How do I do URL Dispatch on Python?

If it's URL-to-view mapping, what about WebDispatches?

If you want to implement it yourself, I think you can create something that maps the values in PATH_INFO to the views you want to call.
If it's simple, it's like ↓.
https://github.com/heavenshell/py-autodoc/blob/master/tests/app.py#L36

Instead of just making these things yourself, I recommend using a library like Takayuki-shimizukawa wrote or something like WebOB or Werkzeug.
http://werkzeug.pocoo.org/docs/0.9/

Python defines the API when a web server invokes a web application.If you follow this standard, you can run the same app on Apache or Nginx.This is called WSGI.WSGI's app is a function that takes two arguments: environ and start_response:

In order to do URL Dispatch, environ['PATH_INFO'] contains the path, so you just have to separate the cases according to this string and return each string.

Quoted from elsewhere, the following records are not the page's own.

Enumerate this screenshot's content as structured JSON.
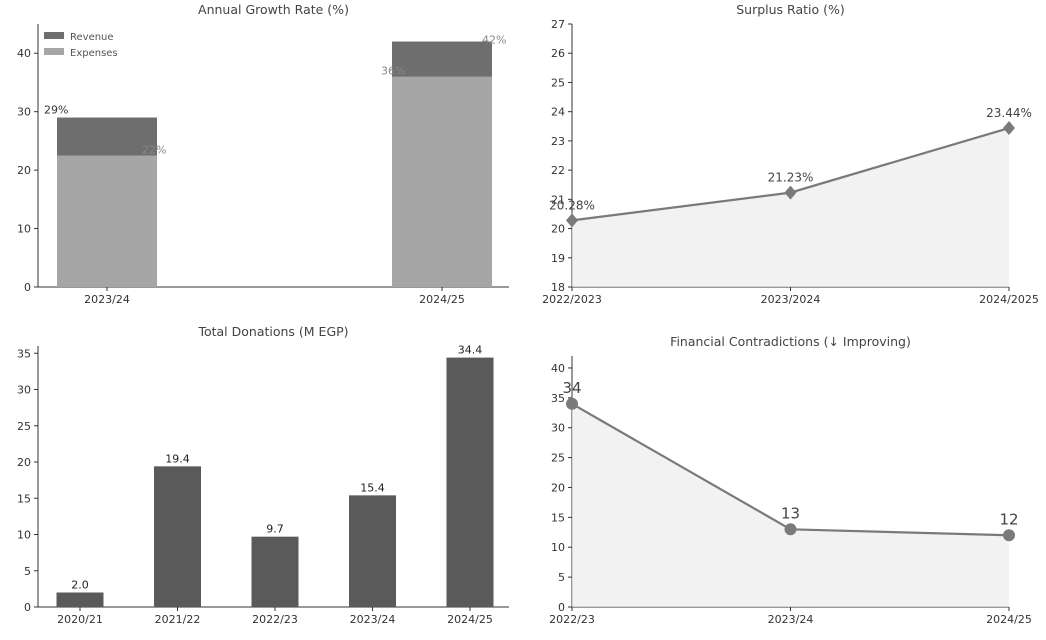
{
  "chart_data": [
    {
      "type": "bar",
      "title": "Annual Growth Rate (%)",
      "categories": [
        "2023/24",
        "2024/25"
      ],
      "series": [
        {
          "name": "Revenue",
          "values": [
            29,
            42
          ],
          "labels": [
            "29%",
            "42%"
          ]
        },
        {
          "name": "Expenses",
          "values": [
            22.5,
            36
          ],
          "labels": [
            "22%",
            "36%"
          ]
        }
      ],
      "ylim": [
        0,
        45
      ],
      "yticks": [
        0,
        10,
        20,
        30,
        40
      ],
      "legend": "top-left",
      "colors": {
        "Revenue": "#6e6e6e",
        "Expenses": "#a6a6a6"
      }
    },
    {
      "type": "area",
      "title": "Surplus Ratio (%)",
      "x": [
        "2022/2023",
        "2023/2024",
        "2024/2025"
      ],
      "values": [
        20.28,
        21.23,
        23.44
      ],
      "labels": [
        "20.28%",
        "21.23%",
        "23.44%"
      ],
      "ylim": [
        18,
        27
      ],
      "yticks": [
        18,
        19,
        20,
        21,
        22,
        23,
        24,
        25,
        26,
        27
      ],
      "marker": "diamond",
      "color": "#7a7a7a"
    },
    {
      "type": "bar",
      "title": "Total Donations (M EGP)",
      "categories": [
        "2020/21",
        "2021/22",
        "2022/23",
        "2023/24",
        "2024/25"
      ],
      "values": [
        2.0,
        19.4,
        9.7,
        15.4,
        34.4
      ],
      "labels": [
        "2.0",
        "19.4",
        "9.7",
        "15.4",
        "34.4"
      ],
      "ylim": [
        0,
        36
      ],
      "yticks": [
        0,
        5,
        10,
        15,
        20,
        25,
        30,
        35
      ],
      "color": "#5a5a5a"
    },
    {
      "type": "area",
      "title": "Financial Contradictions (↓ Improving)",
      "x": [
        "2022/23",
        "2023/24",
        "2024/25"
      ],
      "values": [
        34,
        13,
        12
      ],
      "labels": [
        "34",
        "13",
        "12"
      ],
      "ylim": [
        0,
        42
      ],
      "yticks": [
        0,
        5,
        10,
        15,
        20,
        25,
        30,
        35,
        40
      ],
      "marker": "circle",
      "color": "#7a7a7a"
    }
  ]
}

def hello_world_app(environ, start_response):
    status='200 OK'#HTTPStatus
    headers = [('Content-type', 'text/plain')] # HTTP Headers

    # Now, make a response according to PATH_INFO.
    path_info=environ ['PATH_INFO' ]
    if path_info=='/':
       response='index!'
    elif path_info=='/secret':
       response='secret!'
    else:
        # Return 404 if not found
        start_response('404 not found', heads)
        return ['the page you looked for was not found']

    start_response (status, headers)
    return [response]

if__name__=='__main__':
    from wsgiref.simple_server import make_server
    httpd=make_server(',8000,hello_world_app)
    print "Serving on port8000..."

    # Serve until process is killed
    httpd.serve_forever()

Look at the link in @heavenshell's answer to support up to HTTP methods.